Deixando de lado os chavões políticos e diplomáticos, o atual governo dos EUA fez exatamente o oposto, conforme indicado pelas palavras e ações de Biden. Alegando que o compromisso dos EUA com uma solução de dois Estados “não mudou”, Biden descartou o interesse de seu governo em tentar alcançar tal objetivo, declarando que “o terreno não está maduro” para as negociações.
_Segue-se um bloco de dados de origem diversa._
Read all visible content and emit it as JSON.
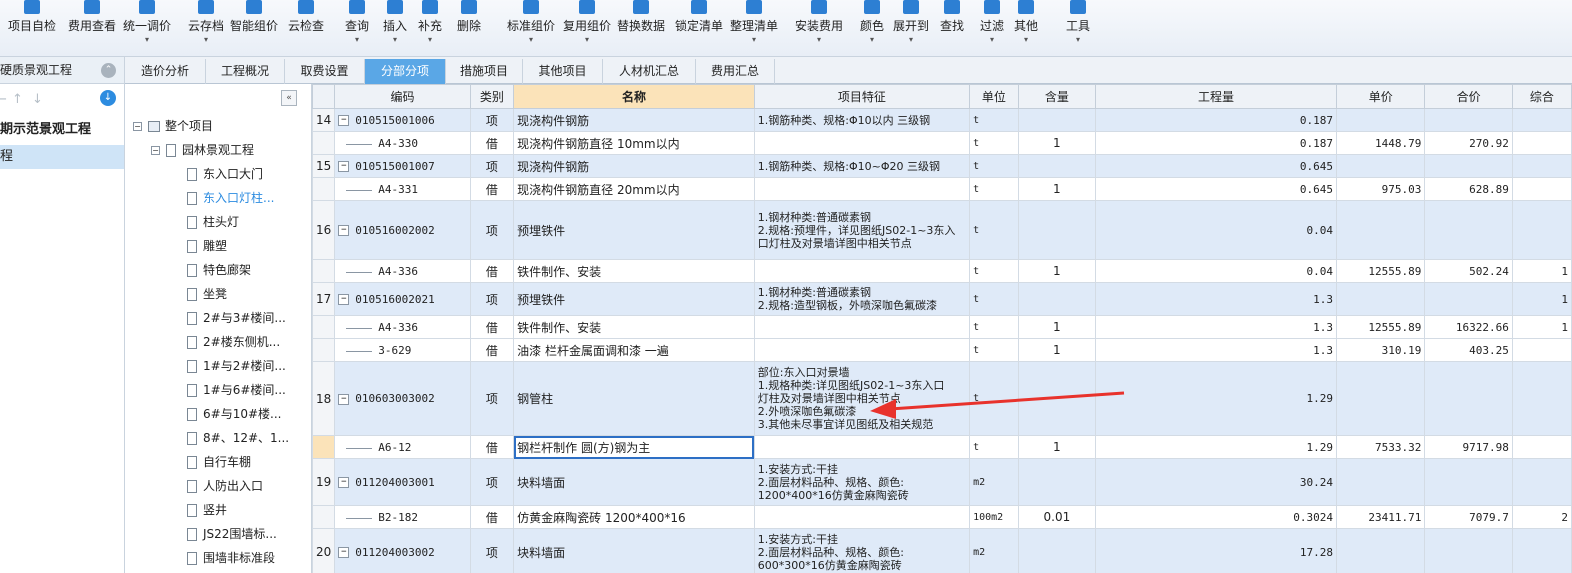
{
  "toolbar": {
    "buttons": [
      {
        "label": "项目自检",
        "icon": "check-icon",
        "dd": false
      },
      {
        "label": "费用查看",
        "icon": "view-icon",
        "dd": false
      },
      {
        "label": "统一调价",
        "icon": "adjust-icon",
        "dd": true
      },
      {
        "label": "云存档",
        "icon": "cloud-upload-icon",
        "dd": true
      },
      {
        "label": "智能组价",
        "icon": "smart-icon",
        "dd": false
      },
      {
        "label": "云检查",
        "icon": "cloud-check-icon",
        "dd": false
      },
      {
        "label": "查询",
        "icon": "search-icon",
        "dd": true
      },
      {
        "label": "插入",
        "icon": "insert-icon",
        "dd": true
      },
      {
        "label": "补充",
        "icon": "add-icon",
        "dd": true
      },
      {
        "label": "删除",
        "icon": "delete-icon",
        "dd": false
      },
      {
        "label": "标准组价",
        "icon": "standard-icon",
        "dd": true
      },
      {
        "label": "复用组价",
        "icon": "reuse-icon",
        "dd": true
      },
      {
        "label": "替换数据",
        "icon": "replace-icon",
        "dd": false
      },
      {
        "label": "锁定清单",
        "icon": "lock-icon",
        "dd": false
      },
      {
        "label": "整理清单",
        "icon": "organize-icon",
        "dd": true
      },
      {
        "label": "安装费用",
        "icon": "install-icon",
        "dd": true
      },
      {
        "label": "颜色",
        "icon": "color-icon",
        "dd": true
      },
      {
        "label": "展开到",
        "icon": "expand-icon",
        "dd": true
      },
      {
        "label": "查找",
        "icon": "find-icon",
        "dd": false
      },
      {
        "label": "过滤",
        "icon": "filter-icon",
        "dd": true
      },
      {
        "label": "其他",
        "icon": "other-icon",
        "dd": true
      },
      {
        "label": "工具",
        "icon": "tool-icon",
        "dd": true
      }
    ]
  },
  "left": {
    "header": "硬质景观工程",
    "project": "期示范景观工程",
    "selected": "程"
  },
  "tabs": [
    "造价分析",
    "工程概况",
    "取费设置",
    "分部分项",
    "措施项目",
    "其他项目",
    "人材机汇总",
    "费用汇总"
  ],
  "active_tab": "分部分项",
  "tree": {
    "root": "整个项目",
    "group": "园林景观工程",
    "items": [
      "东入口大门",
      "东入口灯柱...",
      "柱头灯",
      "雕塑",
      "特色廊架",
      "坐凳",
      "2#与3#楼间...",
      "2#楼东侧机...",
      "1#与2#楼间...",
      "1#与6#楼间...",
      "6#与10#楼...",
      "8#、12#、1...",
      "自行车棚",
      "人防出入口",
      "竖井",
      "JS22围墙标...",
      "围墙非标准段"
    ],
    "highlighted": "东入口灯柱..."
  },
  "grid": {
    "headers": [
      "",
      "编码",
      "类别",
      "名称",
      "项目特征",
      "单位",
      "含量",
      "工程量",
      "单价",
      "合价",
      "综合"
    ],
    "rows": [
      {
        "n": "14",
        "kind": "main",
        "code": "010515001006",
        "cat": "项",
        "name": "现浇构件钢筋",
        "feat": [
          "1.钢筋种类、规格:Φ10以内 三级钢"
        ],
        "unit": "t",
        "qty": "",
        "amt": "0.187",
        "price": "",
        "total": "",
        "last": "",
        "h": 23
      },
      {
        "n": "",
        "kind": "sub",
        "code": "A4-330",
        "cat": "借",
        "name": "现浇构件钢筋直径 10mm以内",
        "feat": [],
        "unit": "t",
        "qty": "1",
        "amt": "0.187",
        "price": "1448.79",
        "total": "270.92",
        "last": "",
        "h": 23
      },
      {
        "n": "15",
        "kind": "main",
        "code": "010515001007",
        "cat": "项",
        "name": "现浇构件钢筋",
        "feat": [
          "1.钢筋种类、规格:Φ10~Φ20 三级钢"
        ],
        "unit": "t",
        "qty": "",
        "amt": "0.645",
        "price": "",
        "total": "",
        "last": "",
        "h": 23
      },
      {
        "n": "",
        "kind": "sub",
        "code": "A4-331",
        "cat": "借",
        "name": "现浇构件钢筋直径 20mm以内",
        "feat": [],
        "unit": "t",
        "qty": "1",
        "amt": "0.645",
        "price": "975.03",
        "total": "628.89",
        "last": "",
        "h": 23
      },
      {
        "n": "16",
        "kind": "main",
        "code": "010516002002",
        "cat": "项",
        "name": "预埋铁件",
        "feat": [
          "1.钢材种类:普通碳素钢",
          "2.规格:预埋件，详见图纸JS02-1~3东入",
          "口灯柱及对景墙详图中相关节点"
        ],
        "unit": "t",
        "qty": "",
        "amt": "0.04",
        "price": "",
        "total": "",
        "last": "",
        "h": 59
      },
      {
        "n": "",
        "kind": "sub",
        "code": "A4-336",
        "cat": "借",
        "name": "铁件制作、安装",
        "feat": [],
        "unit": "t",
        "qty": "1",
        "amt": "0.04",
        "price": "12555.89",
        "total": "502.24",
        "last": "1",
        "h": 23
      },
      {
        "n": "17",
        "kind": "main",
        "code": "010516002021",
        "cat": "项",
        "name": "预埋铁件",
        "feat": [
          "1.钢材种类:普通碳素钢",
          "2.规格:造型钢板，外喷深咖色氟碳漆"
        ],
        "unit": "t",
        "qty": "",
        "amt": "1.3",
        "price": "",
        "total": "",
        "last": "1",
        "h": 33
      },
      {
        "n": "",
        "kind": "sub",
        "code": "A4-336",
        "cat": "借",
        "name": "铁件制作、安装",
        "feat": [],
        "unit": "t",
        "qty": "1",
        "amt": "1.3",
        "price": "12555.89",
        "total": "16322.66",
        "last": "1",
        "h": 23
      },
      {
        "n": "",
        "kind": "sub",
        "code": "3-629",
        "cat": "借",
        "name": "油漆 栏杆金属面调和漆 一遍",
        "feat": [],
        "unit": "t",
        "qty": "1",
        "amt": "1.3",
        "price": "310.19",
        "total": "403.25",
        "last": "",
        "h": 23
      },
      {
        "n": "18",
        "kind": "main",
        "code": "010603003002",
        "cat": "项",
        "name": "钢管柱",
        "feat": [
          "部位:东入口对景墙",
          "1.规格种类:详见图纸JS02-1~3东入口",
          "灯柱及对景墙详图中相关节点",
          "2.外喷深咖色氟碳漆",
          "3.其他未尽事宜详见图纸及相关规范"
        ],
        "unit": "t",
        "qty": "",
        "amt": "1.29",
        "price": "",
        "total": "",
        "last": "",
        "h": 74
      },
      {
        "n": "",
        "kind": "sub",
        "code": "A6-12",
        "cat": "借",
        "name": "钢栏杆制作 圆(方)钢为主",
        "feat": [],
        "unit": "t",
        "qty": "1",
        "amt": "1.29",
        "price": "7533.32",
        "total": "9717.98",
        "last": "",
        "h": 23,
        "current": true
      },
      {
        "n": "19",
        "kind": "main",
        "code": "011204003001",
        "cat": "项",
        "name": "块料墙面",
        "feat": [
          "1.安装方式:干挂",
          "2.面层材料品种、规格、颜色:",
          "1200*400*16仿黄金麻陶瓷砖"
        ],
        "unit": "m2",
        "qty": "",
        "amt": "30.24",
        "price": "",
        "total": "",
        "last": "",
        "h": 47
      },
      {
        "n": "",
        "kind": "sub",
        "code": "B2-182",
        "cat": "借",
        "name": "仿黄金麻陶瓷砖 1200*400*16",
        "feat": [],
        "unit": "100m2",
        "qty": "0.01",
        "amt": "0.3024",
        "price": "23411.71",
        "total": "7079.7",
        "last": "2",
        "h": 23
      },
      {
        "n": "20",
        "kind": "main",
        "code": "011204003002",
        "cat": "项",
        "name": "块料墙面",
        "feat": [
          "1.安装方式:干挂",
          "2.面层材料品种、规格、颜色:",
          "600*300*16仿黄金麻陶瓷砖"
        ],
        "unit": "m2",
        "qty": "",
        "amt": "17.28",
        "price": "",
        "total": "",
        "last": "",
        "h": 47
      }
    ]
  },
  "colors": {
    "accent": "#5aa7e6",
    "main_row": "#dfeaf8",
    "name_header": "#fbe3b9",
    "arrow": "#e8322c"
  }
}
Dado que a Autoridade Palestina liderada por Mahmoud Abbas anunciou repetidamente sua disposição de retornar às negociações, só podemos supor que o processo está parado devido à intransigência de Israel. De fato, nenhum dos principais líderes de Israel ou dos principais partidos defende as negociações – o chamado processo de paz – como um objetivo estratégico.
No entanto, Israel não é o único culpado. Os americanos também deixaram claro que abandonaram completamente essa farsa política, que inventaram e depois sustentaram por décadas. De fato, o prego final no caixão da “solução negociada” foi martelado pelo governo Donald Trump, que simplesmente apoiou todas as reivindicações israelenses e evitou todas as demandas palestinas legítimas.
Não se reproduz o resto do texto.